High-Growth Firms (HGFs) in Canada: Industry Distribution
Policy Recommendations
- Improve Business Environment: Remove regulatory obstacles and disincentives to growth, such as cumbersome administrative obligations.
- For example, Denmark has implemented measures to simplify administrative processes for startups, reducing the time required to start a business to just a few days.
- Encourage Entrepreneurial Attitudes: Foster a culture of growth ambition in new and existing businesses through training and incentives.
- Germany’s “Entrepreneurial Schools” program integrates entrepreneurship into the school curriculum, encouraging students to develop business ideas and understand the dynamics of business growth.

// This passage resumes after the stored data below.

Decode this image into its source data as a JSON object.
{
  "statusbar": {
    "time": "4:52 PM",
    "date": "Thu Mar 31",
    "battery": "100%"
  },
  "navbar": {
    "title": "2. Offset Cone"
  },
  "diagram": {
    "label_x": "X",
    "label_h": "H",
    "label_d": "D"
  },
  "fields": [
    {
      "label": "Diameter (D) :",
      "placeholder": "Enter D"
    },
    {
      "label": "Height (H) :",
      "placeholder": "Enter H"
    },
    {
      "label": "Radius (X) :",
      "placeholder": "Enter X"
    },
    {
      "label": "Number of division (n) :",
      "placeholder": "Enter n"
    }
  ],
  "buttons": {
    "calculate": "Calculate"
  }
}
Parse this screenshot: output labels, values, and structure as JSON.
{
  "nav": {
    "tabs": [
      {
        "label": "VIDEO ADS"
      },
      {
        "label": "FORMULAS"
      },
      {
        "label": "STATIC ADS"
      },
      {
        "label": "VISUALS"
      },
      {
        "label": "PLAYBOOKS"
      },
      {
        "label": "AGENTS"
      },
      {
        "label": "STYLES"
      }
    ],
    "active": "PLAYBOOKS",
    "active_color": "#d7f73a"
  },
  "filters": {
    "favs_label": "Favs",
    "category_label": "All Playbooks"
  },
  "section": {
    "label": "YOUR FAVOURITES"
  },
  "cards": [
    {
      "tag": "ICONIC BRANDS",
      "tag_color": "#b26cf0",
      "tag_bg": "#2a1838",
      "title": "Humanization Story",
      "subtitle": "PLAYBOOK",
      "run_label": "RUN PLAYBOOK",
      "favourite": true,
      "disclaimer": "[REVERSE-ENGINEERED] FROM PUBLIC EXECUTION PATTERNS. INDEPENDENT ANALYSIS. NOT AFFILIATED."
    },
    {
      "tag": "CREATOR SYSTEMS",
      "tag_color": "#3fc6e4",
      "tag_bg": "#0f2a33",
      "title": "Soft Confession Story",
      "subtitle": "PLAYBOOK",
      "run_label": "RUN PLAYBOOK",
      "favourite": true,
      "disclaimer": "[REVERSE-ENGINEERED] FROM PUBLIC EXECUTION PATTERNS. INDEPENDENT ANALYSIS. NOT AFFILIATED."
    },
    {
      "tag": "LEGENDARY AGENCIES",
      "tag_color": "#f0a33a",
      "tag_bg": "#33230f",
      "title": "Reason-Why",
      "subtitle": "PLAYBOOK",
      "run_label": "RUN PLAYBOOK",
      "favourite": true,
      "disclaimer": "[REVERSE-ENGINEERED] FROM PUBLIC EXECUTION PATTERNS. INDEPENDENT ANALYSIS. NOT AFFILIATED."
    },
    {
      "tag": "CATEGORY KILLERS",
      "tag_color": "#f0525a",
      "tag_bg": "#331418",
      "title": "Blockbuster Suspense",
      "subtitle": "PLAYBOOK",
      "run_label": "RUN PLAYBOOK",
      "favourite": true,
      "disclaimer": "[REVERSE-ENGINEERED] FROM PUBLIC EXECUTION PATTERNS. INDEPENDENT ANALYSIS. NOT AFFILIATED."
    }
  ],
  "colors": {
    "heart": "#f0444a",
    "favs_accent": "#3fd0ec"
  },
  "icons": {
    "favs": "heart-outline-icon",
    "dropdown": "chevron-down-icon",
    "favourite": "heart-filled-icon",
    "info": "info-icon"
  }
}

- Support Training and Skill Development: Enhance management skills in young and small enterprises to cope with growth pressures and cultivate a culture of change.
- The UK’s “Growth Accelerator” program offers coaching and mentorship to high-growth potential SMEs, helping them to scale up their operations effectively.
- Facilitate Access to Finance: Improve access to debt and equity finance for small and new firms, especially for research and development investments and intangible assets.
- In France, the “Bpifrance” initiative provides financial support and guarantees for innovative startups, facilitating their access to capital and enabling them to invest in R&D.
- Promote Innovation and Internationalisation: Support activities that combine innovation and ambition for growth, recognizing their potential to drive enterprise expansion.
- Singapore’s “Global Innovation Alliance” helps local startups expand internationally by providing access to overseas markets, fostering collaboration, and facilitating innovation exchange.
Conclusion
High-growth firms, though a minority, are pivotal to economic growth and job creation. Policymakers should adopt a holistic approach, focusing on improving the overall business environment, fostering entrepreneurial spirit, enhancing managerial skills, facilitating access to finance, and promoting innovation and internationalisation. By doing so, they can create a fertile ground for any firm to experience high growth, thereby driving broader economic recovery and development.